Увы! кто же может испечь пирог на весь мир, читатель?
Впрочем, недовольство это было затаено, насколько позволял затаить пламенный нрав предводительницы, и наружная любезность не пострадала. Так, например, когда Софроний перешел в свою избу, Устя пришла поздравить его с новосельем, причем ограничилась одним только ядовитым намеком, сказанным с милою шутливостью: при обычном пожеланье различных благ на новоселье она вместе с ними пожелала ему от щедрот господних храбрости хоть с ноготок.
- Спасибо, - ответил Софроний, - да, надо полагать, творец небесный всю ее вам отдал: и с ноготок не осталось для прочих.
В тоне его ответа была тоже шутливость и ни малейшей злобы.
Много приятнейших часов провел я сначала на постройке, а потом в отстроенном жилище Софрония. С какою ревностию я месил глину, волок кирпичи, таскал воду, носил, изнемогая под их тяжестью, охапки соломы! С какою заботою наблюдал, прямо ли укреплена полка, прочно ли стоят ножки у стола! Никогда впоследствии не дало мне столь живого удовольствия даже чувство собственника, воздвигающего свой "собственный" кров! Никогда я не бывал так доволен и горд, расхаживая по "своему" жилищу!

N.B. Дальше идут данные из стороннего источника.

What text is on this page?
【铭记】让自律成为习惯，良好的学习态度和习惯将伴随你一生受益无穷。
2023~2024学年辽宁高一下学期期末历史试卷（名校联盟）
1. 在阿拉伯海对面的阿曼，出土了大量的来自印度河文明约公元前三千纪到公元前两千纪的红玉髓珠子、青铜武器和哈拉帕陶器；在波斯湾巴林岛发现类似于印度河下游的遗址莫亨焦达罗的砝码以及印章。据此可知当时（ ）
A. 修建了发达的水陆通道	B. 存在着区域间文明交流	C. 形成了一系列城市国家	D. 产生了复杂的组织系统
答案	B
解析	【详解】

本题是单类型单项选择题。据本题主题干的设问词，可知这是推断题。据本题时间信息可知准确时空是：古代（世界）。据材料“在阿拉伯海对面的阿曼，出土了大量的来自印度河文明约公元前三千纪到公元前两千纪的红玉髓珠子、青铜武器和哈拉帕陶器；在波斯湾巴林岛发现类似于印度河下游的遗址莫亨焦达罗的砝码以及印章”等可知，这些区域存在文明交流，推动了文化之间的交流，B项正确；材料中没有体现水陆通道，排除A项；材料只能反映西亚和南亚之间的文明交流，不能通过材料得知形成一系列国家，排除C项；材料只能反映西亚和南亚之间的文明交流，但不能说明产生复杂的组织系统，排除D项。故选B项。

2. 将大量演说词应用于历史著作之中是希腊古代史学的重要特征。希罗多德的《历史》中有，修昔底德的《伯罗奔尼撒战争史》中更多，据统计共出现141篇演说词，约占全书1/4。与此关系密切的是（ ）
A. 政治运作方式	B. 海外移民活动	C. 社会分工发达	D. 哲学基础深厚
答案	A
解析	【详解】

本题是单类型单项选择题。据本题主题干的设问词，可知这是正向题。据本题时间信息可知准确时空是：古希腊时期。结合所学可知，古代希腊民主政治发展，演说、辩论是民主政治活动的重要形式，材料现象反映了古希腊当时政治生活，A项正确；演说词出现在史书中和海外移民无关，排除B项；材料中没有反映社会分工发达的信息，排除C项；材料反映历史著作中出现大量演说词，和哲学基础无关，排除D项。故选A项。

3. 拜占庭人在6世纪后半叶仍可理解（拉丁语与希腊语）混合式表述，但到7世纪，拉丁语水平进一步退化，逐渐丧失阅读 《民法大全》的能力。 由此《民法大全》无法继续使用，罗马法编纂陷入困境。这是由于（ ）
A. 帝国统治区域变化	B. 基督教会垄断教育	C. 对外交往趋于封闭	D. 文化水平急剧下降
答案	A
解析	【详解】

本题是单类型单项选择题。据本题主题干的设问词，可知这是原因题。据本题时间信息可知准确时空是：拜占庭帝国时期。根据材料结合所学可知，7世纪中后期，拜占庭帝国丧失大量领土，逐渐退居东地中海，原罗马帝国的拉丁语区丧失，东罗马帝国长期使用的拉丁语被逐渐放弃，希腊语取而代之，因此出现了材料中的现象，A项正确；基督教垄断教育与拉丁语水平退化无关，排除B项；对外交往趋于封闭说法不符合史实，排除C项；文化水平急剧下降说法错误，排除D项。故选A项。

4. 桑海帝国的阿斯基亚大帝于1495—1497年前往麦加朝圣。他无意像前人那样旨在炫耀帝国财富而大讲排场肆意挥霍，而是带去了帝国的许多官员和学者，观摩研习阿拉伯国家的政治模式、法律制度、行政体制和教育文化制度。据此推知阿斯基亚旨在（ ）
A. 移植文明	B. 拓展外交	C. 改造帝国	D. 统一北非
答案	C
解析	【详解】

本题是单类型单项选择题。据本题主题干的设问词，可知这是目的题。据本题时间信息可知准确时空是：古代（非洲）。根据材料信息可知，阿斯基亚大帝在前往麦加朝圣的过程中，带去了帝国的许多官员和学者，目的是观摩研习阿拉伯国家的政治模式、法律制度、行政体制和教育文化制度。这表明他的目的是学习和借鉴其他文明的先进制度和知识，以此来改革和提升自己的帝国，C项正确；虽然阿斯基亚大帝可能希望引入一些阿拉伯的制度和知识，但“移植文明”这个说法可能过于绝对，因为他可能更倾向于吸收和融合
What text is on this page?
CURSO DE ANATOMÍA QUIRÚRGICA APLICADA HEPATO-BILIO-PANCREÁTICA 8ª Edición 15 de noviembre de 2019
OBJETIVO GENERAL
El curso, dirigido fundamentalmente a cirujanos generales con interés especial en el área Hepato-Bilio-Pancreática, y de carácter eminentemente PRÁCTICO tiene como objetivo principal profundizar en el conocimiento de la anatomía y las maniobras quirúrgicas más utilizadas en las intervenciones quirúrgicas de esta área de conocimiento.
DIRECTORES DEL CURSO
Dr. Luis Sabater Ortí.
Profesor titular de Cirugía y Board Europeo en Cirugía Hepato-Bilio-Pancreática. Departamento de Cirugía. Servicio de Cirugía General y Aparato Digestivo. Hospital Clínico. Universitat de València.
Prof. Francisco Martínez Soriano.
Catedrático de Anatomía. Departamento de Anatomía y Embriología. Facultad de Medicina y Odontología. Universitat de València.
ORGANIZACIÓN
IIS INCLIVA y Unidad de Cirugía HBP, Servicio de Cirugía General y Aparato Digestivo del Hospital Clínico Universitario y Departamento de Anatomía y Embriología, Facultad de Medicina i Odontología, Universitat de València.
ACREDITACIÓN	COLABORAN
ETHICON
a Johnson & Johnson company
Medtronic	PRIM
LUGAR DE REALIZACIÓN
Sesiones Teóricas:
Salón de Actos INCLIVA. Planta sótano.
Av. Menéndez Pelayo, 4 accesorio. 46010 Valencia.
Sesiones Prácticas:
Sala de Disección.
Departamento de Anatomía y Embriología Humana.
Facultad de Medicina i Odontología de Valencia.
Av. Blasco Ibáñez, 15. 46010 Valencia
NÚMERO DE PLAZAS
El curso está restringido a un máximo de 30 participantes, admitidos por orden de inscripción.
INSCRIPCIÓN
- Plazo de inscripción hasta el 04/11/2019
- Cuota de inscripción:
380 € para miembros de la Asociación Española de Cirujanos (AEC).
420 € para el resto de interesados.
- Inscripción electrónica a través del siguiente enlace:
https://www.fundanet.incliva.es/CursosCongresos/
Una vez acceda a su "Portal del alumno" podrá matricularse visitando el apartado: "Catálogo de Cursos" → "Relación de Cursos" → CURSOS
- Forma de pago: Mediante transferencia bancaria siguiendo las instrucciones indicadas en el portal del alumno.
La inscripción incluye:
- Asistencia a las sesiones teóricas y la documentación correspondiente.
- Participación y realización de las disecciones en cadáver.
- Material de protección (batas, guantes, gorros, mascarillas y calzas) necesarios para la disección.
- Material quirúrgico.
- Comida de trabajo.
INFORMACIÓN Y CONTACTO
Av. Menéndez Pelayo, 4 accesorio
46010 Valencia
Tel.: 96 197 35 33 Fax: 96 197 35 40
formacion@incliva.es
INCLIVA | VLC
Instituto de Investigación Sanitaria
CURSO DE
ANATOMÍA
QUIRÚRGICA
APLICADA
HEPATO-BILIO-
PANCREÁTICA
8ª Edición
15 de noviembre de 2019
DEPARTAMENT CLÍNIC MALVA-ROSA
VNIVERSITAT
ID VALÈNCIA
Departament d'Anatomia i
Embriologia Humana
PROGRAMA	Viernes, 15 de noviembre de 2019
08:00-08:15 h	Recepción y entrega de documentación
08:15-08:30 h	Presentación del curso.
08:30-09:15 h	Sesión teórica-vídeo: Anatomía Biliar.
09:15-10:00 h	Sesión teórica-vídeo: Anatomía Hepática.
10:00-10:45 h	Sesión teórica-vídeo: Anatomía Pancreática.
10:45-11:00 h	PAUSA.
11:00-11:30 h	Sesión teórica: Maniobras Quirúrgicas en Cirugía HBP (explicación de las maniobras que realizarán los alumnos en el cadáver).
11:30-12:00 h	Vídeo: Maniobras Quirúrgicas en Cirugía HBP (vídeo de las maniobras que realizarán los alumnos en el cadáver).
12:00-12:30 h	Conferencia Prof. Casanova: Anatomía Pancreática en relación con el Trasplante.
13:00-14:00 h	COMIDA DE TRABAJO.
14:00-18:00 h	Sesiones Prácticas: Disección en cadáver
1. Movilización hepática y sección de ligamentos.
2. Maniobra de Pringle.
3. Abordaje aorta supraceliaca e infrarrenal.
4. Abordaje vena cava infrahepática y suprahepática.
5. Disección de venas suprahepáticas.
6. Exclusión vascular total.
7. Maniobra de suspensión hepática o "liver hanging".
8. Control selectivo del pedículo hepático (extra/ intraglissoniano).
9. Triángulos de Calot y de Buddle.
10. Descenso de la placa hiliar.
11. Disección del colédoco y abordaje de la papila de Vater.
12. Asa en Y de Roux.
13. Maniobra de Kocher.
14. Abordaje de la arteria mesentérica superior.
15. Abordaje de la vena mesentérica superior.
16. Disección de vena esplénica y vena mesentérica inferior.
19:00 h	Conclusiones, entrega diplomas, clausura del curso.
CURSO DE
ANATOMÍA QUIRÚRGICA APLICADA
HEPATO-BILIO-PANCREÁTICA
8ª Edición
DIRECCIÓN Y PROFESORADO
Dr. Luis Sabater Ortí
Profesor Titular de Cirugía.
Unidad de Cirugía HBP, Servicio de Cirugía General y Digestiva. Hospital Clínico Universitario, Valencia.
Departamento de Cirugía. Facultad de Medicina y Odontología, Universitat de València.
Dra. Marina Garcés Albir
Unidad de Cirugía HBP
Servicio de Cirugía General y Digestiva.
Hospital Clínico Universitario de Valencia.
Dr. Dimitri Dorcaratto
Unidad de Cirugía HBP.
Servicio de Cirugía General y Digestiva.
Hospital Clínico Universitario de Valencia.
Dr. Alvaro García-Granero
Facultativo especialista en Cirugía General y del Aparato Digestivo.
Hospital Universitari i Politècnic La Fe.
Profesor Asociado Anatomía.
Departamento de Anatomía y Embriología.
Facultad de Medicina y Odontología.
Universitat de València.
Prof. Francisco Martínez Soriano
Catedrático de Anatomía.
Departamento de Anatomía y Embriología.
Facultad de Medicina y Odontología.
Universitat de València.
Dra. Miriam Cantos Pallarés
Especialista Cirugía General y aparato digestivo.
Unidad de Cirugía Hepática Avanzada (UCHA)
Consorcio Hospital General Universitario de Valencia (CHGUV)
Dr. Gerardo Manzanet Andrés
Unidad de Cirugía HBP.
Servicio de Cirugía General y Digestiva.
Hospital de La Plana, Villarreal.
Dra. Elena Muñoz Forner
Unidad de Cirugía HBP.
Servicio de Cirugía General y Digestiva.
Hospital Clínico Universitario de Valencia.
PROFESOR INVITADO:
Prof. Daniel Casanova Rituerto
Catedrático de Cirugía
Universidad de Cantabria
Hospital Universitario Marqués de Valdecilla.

Быть может, потому, что уж знал тщету, непрочность и тлен всего земного. Могу сказать, я любил "хижку" Софрония, как нечто живое и одушевленное.
Софроний обращался со мной благосклонно, и, что было для меня всего драгоценнее, в его обращении не выражалось ни столь несносного для детей подтруниванья, ни высокомерного, хотя мягкого и ласкового, одобрения, ни чрезмерного снисхождения и в то же самое время небрежности. Когда какой-нибудь зритель, глядя на мое усердие, говорил: "Славный малец! славный! Смотри, каково работает! Вот так работник! Ай да молодец!" - Софроний обыкновенно отвечал на эти чрезвычайные похвалы просто и серьезно:
- Ничего, понемногу приучится. Сразу мастером никто не бывал.
Если я брался что-либо для него делать, то он принимал это не как детскую пустую забаву, а как настоящую, хотя и плохую работу, ценил труд и усердие, не допускал небрежения, критиковал без досады, а вместо расточения похвалы кратко говорил: "идет!" или: "годится!"
Я все более и более прилеплялся сердцем к Софронию. Единственно поглощенный его неоцененным обществом и честию помогать ему, насколько хватало моих сил, я пренебрегал всеми осенними сельскими утехами.
Наступила зима, пора, как я уже выше упоминал, самая для меня унылая. Так как число барашковых овчинок, сбираемых отцом мне на тулупчик, увеличивалось с чрезвычайною медленностию, а я рос с быстротою луговой травы, то вышло, что и на эту зиму я был осужден судьбою на домашнее заключение. Прежде я в подобном положении услаждал себя краткими вылазками, доставлявшими мне более волнения, чем удовольствия, но теперь имел великую отраду посещать Софрония и проводить иногда у него долгие часы, занимаясь чинкою невода, или плетением сети, или деланием зарядов.
Я еще и доныне живо помню, как я, завернувшись в родительские одежды, дрожа от пронимающего насквозь холода, а еще более от радостного нетерпения, торопливо перебегал, спотыкаясь в больших сапогах, небольшое пространство, отделяющее нашу ветхую хижину от Софрониева жилища!